Her nefsin kendi isteklerine göre içselleştirdiği adalet anlayışı öyle bir barbarlığı tetiklemiş ki, neyin doğru veya yanlış; iyi ya da kötü; düşman yahut dost olduğu yargısı, beşeri arzular doğrultusunda meşrulaştırılmıştır.

En yakınındakinin düşman, en uzaktakinin dost olabildiği bir dünyada kimin samimi bir dost ya da düşman olduğu yargısını kalpleri okuyan yaratıcı Allah’tan değil de kendinden bilerek ahkâm kesen yaratık insan, gerek gizli gerek aleni düşmanlıklarını menfaat ilişkileriyle sürdürse de, ezeli ve ebedi düşman olduklarını fırsatını yakaladığı anda punduna getirmeye kalkışarak, dost değil, apaçık bir düşman olduğunu kanıtlamıştır.

Aslında arada Allah rızasının olmadığı ya da Allah’ın rıza göstermediği bir dostluk yahut düşmanlık tamamen menfaate odaklı bir faniliktir. Böylece ruhlarına fiyat etiketi koyarak ölümlü bedenleri uğruna içinde ebedi yaşanılacak ahiret hayatına peşkeş çekenlerin ne adalet gibi bir besini tasa edebilmeleri ne de dostluklarına güvenilebilmeleri mümkün değildir.

Yaratıcı Allah’a düşman olanların yaratık bir insana dost olabilmeleri imkânsızdır.  Eğer insan, iddia edildiği gibi hâkimiyet sahibi olabilseydi, yeryüzünde ne bir canlı bırakır; ne de karınları doyuracak bir şey verirlerdi.

İnsanların düşünce ve davranışlarındaki tenakuz, dilediklerini gerçekleştirememeleriyle kanıtlıdır. Çünkü kul olmalarından kendi başlarına yapabilecekleri özgür yani mutlak bir iradeleri bulunmamaktadır.   

Sözde egemen olmalarına rağmen acımasız düşmanlıklarına gösterdikleri kanıt nedir biliyor musunuz; güvenlikleridir. Madem insanlık mevzubahis olduğuna göre, inancında olan güvenlide, olmayan mı güvensizdir? Öyleyse bilim ve insanlık nerededir? Siyonist zalim İsrail de, Mescid-i Aksa’yı işgal etmesine ve Filistinli Müslümanlara uyguladığı zulümde güvenliği gerekçe göstermiyor mu? Ya da diğerleri!

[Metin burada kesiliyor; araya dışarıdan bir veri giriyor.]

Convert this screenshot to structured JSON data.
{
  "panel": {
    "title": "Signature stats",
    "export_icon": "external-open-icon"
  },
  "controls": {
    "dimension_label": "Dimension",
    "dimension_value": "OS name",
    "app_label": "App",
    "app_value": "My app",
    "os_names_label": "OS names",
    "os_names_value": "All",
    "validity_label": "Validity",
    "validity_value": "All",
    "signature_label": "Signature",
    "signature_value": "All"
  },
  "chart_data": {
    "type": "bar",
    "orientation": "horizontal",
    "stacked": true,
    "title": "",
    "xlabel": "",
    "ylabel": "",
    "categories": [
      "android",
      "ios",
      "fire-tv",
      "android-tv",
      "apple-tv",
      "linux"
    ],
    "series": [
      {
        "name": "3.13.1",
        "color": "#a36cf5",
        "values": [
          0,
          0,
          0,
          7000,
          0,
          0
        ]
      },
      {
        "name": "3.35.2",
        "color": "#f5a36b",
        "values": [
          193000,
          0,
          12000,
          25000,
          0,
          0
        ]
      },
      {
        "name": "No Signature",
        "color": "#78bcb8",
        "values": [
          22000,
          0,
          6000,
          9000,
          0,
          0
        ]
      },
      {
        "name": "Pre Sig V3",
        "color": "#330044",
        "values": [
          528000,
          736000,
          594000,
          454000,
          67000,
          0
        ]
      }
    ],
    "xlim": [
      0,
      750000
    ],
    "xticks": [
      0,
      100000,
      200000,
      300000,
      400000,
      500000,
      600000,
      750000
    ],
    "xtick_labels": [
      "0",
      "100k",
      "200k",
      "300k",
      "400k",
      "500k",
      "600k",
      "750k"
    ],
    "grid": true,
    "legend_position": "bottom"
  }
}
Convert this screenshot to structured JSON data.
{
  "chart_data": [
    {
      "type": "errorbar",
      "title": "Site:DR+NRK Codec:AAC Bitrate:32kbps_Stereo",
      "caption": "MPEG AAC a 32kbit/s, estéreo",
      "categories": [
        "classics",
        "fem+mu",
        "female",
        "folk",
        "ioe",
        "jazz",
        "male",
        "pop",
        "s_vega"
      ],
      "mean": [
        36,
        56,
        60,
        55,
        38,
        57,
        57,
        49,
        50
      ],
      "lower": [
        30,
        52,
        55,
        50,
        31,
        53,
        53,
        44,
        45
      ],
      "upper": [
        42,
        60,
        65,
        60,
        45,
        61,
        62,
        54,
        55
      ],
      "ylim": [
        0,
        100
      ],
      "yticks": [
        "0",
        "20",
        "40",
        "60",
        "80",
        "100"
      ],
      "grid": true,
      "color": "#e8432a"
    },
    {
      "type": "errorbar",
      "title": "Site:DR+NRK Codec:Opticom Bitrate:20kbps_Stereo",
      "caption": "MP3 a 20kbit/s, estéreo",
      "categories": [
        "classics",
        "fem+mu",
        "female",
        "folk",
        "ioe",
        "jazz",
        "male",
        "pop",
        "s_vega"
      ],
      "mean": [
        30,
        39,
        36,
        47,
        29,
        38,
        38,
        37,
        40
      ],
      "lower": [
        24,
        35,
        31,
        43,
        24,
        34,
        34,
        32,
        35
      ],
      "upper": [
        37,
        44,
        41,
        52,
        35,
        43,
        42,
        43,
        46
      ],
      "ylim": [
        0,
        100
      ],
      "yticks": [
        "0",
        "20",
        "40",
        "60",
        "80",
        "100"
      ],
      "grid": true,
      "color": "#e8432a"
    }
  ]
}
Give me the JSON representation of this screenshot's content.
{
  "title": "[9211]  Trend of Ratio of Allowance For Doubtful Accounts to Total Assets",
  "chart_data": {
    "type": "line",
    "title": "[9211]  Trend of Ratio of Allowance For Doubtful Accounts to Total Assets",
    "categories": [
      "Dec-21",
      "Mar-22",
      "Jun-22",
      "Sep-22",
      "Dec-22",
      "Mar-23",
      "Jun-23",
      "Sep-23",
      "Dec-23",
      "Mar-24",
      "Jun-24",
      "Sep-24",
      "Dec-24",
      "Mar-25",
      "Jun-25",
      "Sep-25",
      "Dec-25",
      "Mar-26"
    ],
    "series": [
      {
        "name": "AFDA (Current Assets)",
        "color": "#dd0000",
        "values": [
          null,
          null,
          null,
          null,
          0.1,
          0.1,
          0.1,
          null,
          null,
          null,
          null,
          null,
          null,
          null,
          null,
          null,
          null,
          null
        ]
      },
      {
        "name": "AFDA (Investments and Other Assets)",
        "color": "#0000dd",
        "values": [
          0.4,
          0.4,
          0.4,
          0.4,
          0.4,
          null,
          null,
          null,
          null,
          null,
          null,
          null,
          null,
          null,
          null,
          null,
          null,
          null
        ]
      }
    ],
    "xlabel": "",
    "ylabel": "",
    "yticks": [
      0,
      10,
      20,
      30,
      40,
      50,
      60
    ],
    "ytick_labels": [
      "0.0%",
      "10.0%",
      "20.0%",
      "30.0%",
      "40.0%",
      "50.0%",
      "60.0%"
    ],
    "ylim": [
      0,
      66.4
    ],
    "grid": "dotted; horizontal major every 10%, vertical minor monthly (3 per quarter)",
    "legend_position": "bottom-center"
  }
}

Haçlı-siyonist küresel düşünce düzeyinde tebaa değil din önem taşımaktadır. Örneğin; Müslüman bir Türk’e nasıl düşmanlar ise, Müslüman olmayan bir Türk’e de o kadar dostturlar.

İslam’ı manipüle eden haçlı-siyonizm birlikteliği, “çağdaş insanlık(!) argümanıyla Müslümanları öyle kandırarak buyrukları altına sokmak suretiyle aydınlığı karanlık kılmışlar ki, Allah yerine beşere düzen kurdurup kendilerine uydurmuşlardır.  

Ancak İslami kurallar dâhilinde yapılan bir menfaat işbirliği mubahtır. Ama dostluk söz konusu değildir. Unutulmamalıdır ki, Allah adına kesilmemiş bir hayvanın etini dahi yemek haram ise, haçlı-siyonist batıllığında yapılan bir işbirliği, müttefiklik veya dostluk helal olabilir mi?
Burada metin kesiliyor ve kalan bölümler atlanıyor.